Look down in java-src/src/main/java/com/cloudify/plugin and note the Plugin.java class. This is the home of the Java main method that serves as the entry point for the jar. The implementation is extremely simple: it takes the opclass input mentioned earlier, creates and instance of it, and passes the supplies args input as parameters. Operations are defined as classes that implement the com.def.plugin.operations.Operation class. This class defines a single execute method:

public interface Operation {
	void execute(int ctx_port, String [] args) throws Exception;
}

Note the first argument: the context port. This is the port that the context proxy mentioned earlier is listening on. It is started by the Python shim.

Operations

Operations are implementations of the Operation interface. An example is provided:

public void execute(int ctx_port, String[] args) throws Exception{
  Context ctx = new Context(ctx_port);
  ctx.call_context("instance","runtime_properties","some_prop","some_val");
  ctx.call_context("logger","info","set some_prop = some_val");
  String resp = ctx.call_context("instance", "runtime_properties", "some_prop");
  ObjectMapper mapper = new ObjectMapper();
  JsonNode root = mapper.readTree(resp);
  String val = root.findValue("payload").asText();
  ctx.call_context("logger","info","fetched some_prop = "+ val);
}

Note that, like the Go plugin, it is calling the Cloudify context to get and write properties and attributes, as well as log messages. This functionality is provided by a class we haven’t discussed yet: Context.

The Context Class

The last part of the little toolkit is the Context class. It’s a java implementation of a client for the Cloudify context proxy.

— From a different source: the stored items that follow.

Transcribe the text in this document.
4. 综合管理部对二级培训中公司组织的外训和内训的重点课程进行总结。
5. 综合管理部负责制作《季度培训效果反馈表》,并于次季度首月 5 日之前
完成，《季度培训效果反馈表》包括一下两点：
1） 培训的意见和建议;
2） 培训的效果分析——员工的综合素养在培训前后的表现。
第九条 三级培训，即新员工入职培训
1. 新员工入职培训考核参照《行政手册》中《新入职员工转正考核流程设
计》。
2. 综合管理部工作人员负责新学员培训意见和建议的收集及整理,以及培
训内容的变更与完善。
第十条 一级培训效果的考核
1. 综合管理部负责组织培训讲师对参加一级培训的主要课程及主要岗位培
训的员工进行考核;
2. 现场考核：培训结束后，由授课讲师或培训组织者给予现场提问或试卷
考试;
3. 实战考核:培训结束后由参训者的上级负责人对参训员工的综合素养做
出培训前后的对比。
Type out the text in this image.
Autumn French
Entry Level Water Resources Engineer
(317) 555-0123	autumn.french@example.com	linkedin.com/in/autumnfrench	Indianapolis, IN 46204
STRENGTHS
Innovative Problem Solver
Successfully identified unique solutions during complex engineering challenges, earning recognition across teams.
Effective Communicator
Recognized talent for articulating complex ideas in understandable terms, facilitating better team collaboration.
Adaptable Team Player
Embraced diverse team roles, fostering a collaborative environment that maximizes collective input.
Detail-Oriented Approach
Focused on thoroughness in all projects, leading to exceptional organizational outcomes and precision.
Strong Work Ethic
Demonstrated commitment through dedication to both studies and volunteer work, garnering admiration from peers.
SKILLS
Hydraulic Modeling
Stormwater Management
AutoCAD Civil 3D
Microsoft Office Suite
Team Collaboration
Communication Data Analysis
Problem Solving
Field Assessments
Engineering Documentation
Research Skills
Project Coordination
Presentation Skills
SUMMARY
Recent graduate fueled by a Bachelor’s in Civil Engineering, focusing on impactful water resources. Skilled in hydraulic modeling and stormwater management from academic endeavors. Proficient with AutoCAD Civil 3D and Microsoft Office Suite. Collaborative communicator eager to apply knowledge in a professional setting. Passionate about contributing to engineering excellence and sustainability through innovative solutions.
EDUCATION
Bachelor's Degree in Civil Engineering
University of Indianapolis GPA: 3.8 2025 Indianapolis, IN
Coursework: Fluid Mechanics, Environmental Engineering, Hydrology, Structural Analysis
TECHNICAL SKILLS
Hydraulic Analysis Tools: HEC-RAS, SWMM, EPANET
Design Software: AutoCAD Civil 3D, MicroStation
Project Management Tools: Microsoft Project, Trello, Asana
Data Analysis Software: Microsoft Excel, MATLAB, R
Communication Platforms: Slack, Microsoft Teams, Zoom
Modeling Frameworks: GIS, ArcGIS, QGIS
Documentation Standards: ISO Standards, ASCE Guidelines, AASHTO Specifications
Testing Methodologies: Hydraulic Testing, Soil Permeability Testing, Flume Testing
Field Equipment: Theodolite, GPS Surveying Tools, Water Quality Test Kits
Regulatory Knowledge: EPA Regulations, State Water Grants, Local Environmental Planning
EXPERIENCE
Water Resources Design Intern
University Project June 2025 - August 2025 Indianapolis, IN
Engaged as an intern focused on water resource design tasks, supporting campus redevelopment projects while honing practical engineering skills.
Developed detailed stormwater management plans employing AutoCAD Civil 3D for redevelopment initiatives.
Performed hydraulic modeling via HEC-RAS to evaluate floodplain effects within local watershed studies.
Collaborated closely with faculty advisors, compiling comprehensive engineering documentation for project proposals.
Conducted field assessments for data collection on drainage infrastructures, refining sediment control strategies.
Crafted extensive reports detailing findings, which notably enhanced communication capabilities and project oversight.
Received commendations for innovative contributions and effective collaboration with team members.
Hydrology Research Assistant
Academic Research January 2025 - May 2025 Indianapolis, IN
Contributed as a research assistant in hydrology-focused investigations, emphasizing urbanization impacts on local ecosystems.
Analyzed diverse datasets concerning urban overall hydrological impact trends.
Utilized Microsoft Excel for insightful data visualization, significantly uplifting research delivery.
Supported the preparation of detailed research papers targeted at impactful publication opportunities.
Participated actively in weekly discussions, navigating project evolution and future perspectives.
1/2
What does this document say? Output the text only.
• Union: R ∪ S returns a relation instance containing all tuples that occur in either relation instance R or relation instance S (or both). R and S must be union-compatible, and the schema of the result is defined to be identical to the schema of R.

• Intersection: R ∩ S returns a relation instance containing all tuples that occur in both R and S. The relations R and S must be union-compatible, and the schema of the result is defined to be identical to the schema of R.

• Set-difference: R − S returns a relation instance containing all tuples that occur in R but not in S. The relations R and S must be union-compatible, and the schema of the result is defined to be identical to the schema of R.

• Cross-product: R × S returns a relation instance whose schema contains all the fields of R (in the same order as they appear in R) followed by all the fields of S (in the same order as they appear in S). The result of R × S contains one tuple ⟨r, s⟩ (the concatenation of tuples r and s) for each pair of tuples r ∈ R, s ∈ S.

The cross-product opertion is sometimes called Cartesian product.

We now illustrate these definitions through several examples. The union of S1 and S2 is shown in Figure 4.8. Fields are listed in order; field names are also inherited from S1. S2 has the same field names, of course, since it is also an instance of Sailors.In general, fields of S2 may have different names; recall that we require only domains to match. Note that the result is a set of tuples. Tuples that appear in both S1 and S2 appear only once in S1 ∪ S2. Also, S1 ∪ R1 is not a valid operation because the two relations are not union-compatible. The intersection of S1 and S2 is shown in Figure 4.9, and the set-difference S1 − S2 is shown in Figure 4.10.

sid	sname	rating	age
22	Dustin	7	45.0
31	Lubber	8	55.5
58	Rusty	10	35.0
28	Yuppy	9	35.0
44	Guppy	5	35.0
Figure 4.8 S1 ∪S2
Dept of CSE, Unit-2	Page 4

If you recall, the context proxy is a little HTTP endpoint that translates a JSON request into Python Cloudify context calls and vice-versa. Since there is no typesafe definition of the context API, strings are used to marshal back and forth. We saw the equivalent of this in the Go example. Usage should be clear from the example.

Intended Usage Process

To use this project for your own plugins, there is an intended process:
1. Copy the java-src directory to your own Java dev environment. This directory is packaged with the plugin only for the convenience of the example. A real plugin wouldn’t have the java-src directory in it.
2. Decide what operations your plugin needs, and write them in java as implementations of the Operation interface.
3. Build an executable jar using the example Maven config ( or use something other than Maven ).
4. Place the jar in the plugin directory structure in the java_adapter directory.
5. Design your TOSCA type. Map your type operations to your Operation class names.
6. Build the plugin with wagon like any other plugin.
7. Upload it and use it.

Running The Example

To run the example, you just need a Cloudify CLI ( pip install cloudify):

  • install a JRE
  • cd to the example directory
  • run cfy init -r local-blueprint.yaml --install-plugins
  • run cfy install local-blueprint.yaml

The example just shows the operation calling the java code, accessing the proxy object to set and get runtime properties, and use Cloudify logging.

Conclusion

This post concludes a short series about writing plugins for Cloudify in languages other than Python. At this point I think a pattern should have become apparent and the same approach can be applied to other languages. With this post I think I’ve covered at least 80% of the world’s programmers language-wise. The source for the example is here. Comments and questions welcome as always.